Working Papers
Price Discovery under Regimes: An Empirical Investigation of CDS and Corporate Bond Spreads (with F. Melloni and M. Guidolin). R&R at Review of Quantitative Finance and Accounting. [SSRN].
Option-Implied Network Measures of Tail Contagion and Stock Return Predictability. [SSRN].
Sports Betting Legalization and Mutual Fund Managers Risk-Taking (with R. Brownen-Trinh and A. Orujov). [SSRN]. New version coming soon.
The Growth and Consequences of Index Investing (with A. F. Allard, M. Farkas, S. Rubio, and I. Tonks). [SSRN].
Ongoing Projects
Measures of Fragility for Tail Risk Models (with A. F. Allard, C. Chmielowska, and M. Guidolin). Working paper coming soon.
A fragile tail risk model is one that can only forecast tail risks accurately when backtested under a specific selection of the possible choices required by the backtest. In the literature, it is not yet clear how model fragility should be measured and quantified. We develop several novel measures of model fragility. Firstly, we propose indices– the success rate (SR), local fragility (LF), relative local fragility (RLF), and the relative area (RA)– that exploit comparative algorithms based on a statistical test that can either reject or not the null that a candidate model is no worse than an alternative according to some loss function. However, because of their limitations, we also propose measures that have an absolute nature and capture intrinsic features of forecasting models in terms of the stability of the loss function over the backtesting parameter space: ruggedness (RG), mean semi-elasticity (ME), and integrated semi-elastic radius (IE). The use and relevance of all of these fragility measures are shown with reference to an application of VaR and ES estimation on daily S&P 500 index returns.
Boosting AI with HI (Human Intelligence): An Application to Strategic Asset Allocation (with M. Guidolin, and R. Harris). Working paper coming soon.
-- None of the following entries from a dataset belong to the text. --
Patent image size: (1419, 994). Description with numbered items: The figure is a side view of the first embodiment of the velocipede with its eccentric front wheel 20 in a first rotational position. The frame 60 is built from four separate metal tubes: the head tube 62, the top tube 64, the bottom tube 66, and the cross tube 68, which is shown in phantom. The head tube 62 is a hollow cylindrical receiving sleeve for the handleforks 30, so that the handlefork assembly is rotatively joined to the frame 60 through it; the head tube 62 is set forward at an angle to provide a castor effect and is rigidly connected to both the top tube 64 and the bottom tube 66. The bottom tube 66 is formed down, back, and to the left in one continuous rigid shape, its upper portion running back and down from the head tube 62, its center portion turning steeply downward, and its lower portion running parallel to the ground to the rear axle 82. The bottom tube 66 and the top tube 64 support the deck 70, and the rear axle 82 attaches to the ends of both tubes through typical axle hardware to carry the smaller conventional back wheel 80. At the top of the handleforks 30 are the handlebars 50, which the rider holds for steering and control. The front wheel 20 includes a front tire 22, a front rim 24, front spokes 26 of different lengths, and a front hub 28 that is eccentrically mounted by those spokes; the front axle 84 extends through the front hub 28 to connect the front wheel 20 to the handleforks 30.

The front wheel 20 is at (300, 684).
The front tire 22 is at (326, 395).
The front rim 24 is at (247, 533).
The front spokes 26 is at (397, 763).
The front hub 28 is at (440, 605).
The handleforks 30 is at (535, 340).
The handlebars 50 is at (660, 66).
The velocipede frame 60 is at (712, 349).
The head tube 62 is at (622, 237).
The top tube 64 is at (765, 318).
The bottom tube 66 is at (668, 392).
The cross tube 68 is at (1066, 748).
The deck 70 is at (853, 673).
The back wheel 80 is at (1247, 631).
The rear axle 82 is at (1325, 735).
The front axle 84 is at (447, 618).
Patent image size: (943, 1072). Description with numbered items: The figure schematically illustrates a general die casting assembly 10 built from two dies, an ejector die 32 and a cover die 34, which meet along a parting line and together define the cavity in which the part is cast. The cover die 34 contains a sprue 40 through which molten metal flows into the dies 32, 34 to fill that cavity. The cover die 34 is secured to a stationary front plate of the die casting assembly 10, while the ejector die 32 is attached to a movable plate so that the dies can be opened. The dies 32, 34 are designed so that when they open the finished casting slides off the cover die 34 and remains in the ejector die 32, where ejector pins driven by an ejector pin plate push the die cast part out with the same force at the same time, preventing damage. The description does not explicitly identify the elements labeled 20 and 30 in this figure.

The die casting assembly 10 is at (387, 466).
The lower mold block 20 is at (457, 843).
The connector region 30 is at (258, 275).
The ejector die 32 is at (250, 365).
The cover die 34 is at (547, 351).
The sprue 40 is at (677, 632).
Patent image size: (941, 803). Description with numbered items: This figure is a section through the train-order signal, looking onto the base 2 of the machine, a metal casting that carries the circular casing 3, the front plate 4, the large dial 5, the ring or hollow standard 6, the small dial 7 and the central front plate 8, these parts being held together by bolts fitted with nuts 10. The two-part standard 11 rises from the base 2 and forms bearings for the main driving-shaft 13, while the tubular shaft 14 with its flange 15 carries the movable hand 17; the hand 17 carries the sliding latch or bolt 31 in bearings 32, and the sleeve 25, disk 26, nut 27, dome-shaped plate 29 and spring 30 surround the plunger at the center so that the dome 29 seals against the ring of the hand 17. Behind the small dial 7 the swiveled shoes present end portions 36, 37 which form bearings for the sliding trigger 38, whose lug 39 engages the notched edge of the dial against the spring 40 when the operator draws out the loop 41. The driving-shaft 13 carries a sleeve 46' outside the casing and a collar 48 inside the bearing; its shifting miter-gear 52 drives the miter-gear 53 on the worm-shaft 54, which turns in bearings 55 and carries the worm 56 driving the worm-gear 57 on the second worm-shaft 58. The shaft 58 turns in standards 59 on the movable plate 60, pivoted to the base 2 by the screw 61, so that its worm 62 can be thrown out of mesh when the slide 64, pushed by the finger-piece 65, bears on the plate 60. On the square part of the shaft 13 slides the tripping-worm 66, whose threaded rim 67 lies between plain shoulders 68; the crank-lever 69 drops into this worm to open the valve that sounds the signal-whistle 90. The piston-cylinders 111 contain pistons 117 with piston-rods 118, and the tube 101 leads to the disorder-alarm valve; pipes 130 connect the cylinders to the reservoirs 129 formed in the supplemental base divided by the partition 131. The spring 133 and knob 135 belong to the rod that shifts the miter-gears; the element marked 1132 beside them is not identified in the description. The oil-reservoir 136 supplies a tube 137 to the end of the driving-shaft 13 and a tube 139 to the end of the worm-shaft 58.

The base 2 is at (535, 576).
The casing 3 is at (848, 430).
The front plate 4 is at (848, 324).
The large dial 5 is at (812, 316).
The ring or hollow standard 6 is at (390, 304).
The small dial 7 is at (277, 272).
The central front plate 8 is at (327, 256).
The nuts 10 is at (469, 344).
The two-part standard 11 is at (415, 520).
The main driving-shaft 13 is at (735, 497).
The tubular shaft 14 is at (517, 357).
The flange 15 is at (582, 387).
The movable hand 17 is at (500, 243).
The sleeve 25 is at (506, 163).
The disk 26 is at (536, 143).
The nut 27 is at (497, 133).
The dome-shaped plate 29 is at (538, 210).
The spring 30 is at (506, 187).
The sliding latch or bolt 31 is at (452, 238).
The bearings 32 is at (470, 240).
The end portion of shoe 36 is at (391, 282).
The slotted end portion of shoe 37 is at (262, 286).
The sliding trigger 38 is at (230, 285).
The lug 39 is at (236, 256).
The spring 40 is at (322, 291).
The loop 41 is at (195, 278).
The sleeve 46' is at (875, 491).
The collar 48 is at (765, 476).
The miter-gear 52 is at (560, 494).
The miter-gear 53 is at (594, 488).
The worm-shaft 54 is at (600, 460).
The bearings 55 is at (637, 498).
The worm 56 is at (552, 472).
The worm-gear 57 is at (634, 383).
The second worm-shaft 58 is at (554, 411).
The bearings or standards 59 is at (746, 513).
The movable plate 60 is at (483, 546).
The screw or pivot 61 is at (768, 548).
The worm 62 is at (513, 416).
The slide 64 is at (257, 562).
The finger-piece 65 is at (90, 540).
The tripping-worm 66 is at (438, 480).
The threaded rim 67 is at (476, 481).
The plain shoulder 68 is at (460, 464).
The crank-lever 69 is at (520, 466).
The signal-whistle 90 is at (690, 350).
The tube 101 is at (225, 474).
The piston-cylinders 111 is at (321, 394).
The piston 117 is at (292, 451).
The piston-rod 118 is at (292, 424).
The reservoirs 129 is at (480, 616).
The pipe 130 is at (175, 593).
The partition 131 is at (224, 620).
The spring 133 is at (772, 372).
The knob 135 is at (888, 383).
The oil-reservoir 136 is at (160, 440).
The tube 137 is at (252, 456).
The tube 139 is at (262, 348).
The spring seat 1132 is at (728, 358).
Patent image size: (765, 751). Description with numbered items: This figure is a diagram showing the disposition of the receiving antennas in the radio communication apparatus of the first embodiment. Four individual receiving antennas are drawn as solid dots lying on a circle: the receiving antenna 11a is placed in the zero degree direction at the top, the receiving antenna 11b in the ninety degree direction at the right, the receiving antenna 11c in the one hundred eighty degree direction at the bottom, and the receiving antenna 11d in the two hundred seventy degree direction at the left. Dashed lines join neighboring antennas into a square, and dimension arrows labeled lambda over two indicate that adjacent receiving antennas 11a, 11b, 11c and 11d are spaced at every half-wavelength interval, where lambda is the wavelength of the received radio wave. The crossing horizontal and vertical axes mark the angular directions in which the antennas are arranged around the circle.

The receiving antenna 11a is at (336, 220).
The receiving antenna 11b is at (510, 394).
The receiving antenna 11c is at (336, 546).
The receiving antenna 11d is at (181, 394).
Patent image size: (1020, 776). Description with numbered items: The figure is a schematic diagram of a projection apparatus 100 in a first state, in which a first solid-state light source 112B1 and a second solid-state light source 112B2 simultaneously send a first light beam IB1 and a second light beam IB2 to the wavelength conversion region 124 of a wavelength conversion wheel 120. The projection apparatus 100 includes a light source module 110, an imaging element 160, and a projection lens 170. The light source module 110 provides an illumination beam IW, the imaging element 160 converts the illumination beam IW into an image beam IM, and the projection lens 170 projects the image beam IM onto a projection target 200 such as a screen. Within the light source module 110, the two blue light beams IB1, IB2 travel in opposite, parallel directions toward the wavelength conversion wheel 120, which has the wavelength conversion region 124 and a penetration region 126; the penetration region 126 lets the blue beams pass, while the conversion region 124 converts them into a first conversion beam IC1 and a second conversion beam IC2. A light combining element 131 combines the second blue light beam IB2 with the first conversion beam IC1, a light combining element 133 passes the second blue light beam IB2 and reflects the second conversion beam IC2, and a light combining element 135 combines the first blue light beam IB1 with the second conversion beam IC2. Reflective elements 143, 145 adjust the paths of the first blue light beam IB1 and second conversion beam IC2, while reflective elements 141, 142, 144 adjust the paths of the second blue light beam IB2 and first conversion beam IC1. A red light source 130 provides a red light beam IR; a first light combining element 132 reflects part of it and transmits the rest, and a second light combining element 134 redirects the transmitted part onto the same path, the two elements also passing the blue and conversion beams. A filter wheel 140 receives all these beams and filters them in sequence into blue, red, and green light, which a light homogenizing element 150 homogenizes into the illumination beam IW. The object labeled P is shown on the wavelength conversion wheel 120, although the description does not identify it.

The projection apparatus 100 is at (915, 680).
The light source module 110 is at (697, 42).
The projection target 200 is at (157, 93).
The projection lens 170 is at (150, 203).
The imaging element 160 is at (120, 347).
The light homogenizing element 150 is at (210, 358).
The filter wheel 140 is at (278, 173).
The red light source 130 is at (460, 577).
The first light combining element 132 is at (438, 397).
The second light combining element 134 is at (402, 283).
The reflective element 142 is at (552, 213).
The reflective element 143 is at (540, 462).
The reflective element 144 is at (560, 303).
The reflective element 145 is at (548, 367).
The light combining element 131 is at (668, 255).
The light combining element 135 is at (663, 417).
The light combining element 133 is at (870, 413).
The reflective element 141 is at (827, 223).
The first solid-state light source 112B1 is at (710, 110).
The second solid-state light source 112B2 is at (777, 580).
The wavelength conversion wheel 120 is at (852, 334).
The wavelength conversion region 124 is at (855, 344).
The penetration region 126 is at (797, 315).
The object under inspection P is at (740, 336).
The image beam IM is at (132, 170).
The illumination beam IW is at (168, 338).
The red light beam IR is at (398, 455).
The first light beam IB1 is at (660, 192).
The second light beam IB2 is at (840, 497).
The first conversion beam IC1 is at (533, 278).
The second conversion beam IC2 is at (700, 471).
Can Large Language Models (LLMs) such as ChatGPT serve as effective tools for strategic asset allocation? This project investigates whether LLM-based portfolio construction can match or outperform traditional quantitative approaches such as mean-variance optimization, minimum-variance portfolios, and the Black-Litterman model. We propose a hybrid framework that combines the qualitative screening capabilities of LLMs with rigorous quantitative optimization techniques. Using an extensive out-of-sample analysis across eight major global equity indices (DJIA, S&P 500, CAC 40, DAX 40, FTSE 100, FTSE MIB, IBEX 35, and TSX), we examine whether LLM-generated portfolios add economic value relative to traditional benchmarks. Preliminary results from over 4,000 API simulations per index suggest that while pure LLM portfolios generally underperform classical optimization methods, hybrid approaches that leverage LLMs for stock screening and human-guided quantitative models for weight determination show promise. The research will deliver practical guidelines for pension funds and asset managers on the effective integration of AI tools in strategic asset allocation decisions.
This project has been awarded funding by the Kroner Center for Financial Research (KCFR), University of California, San Diego.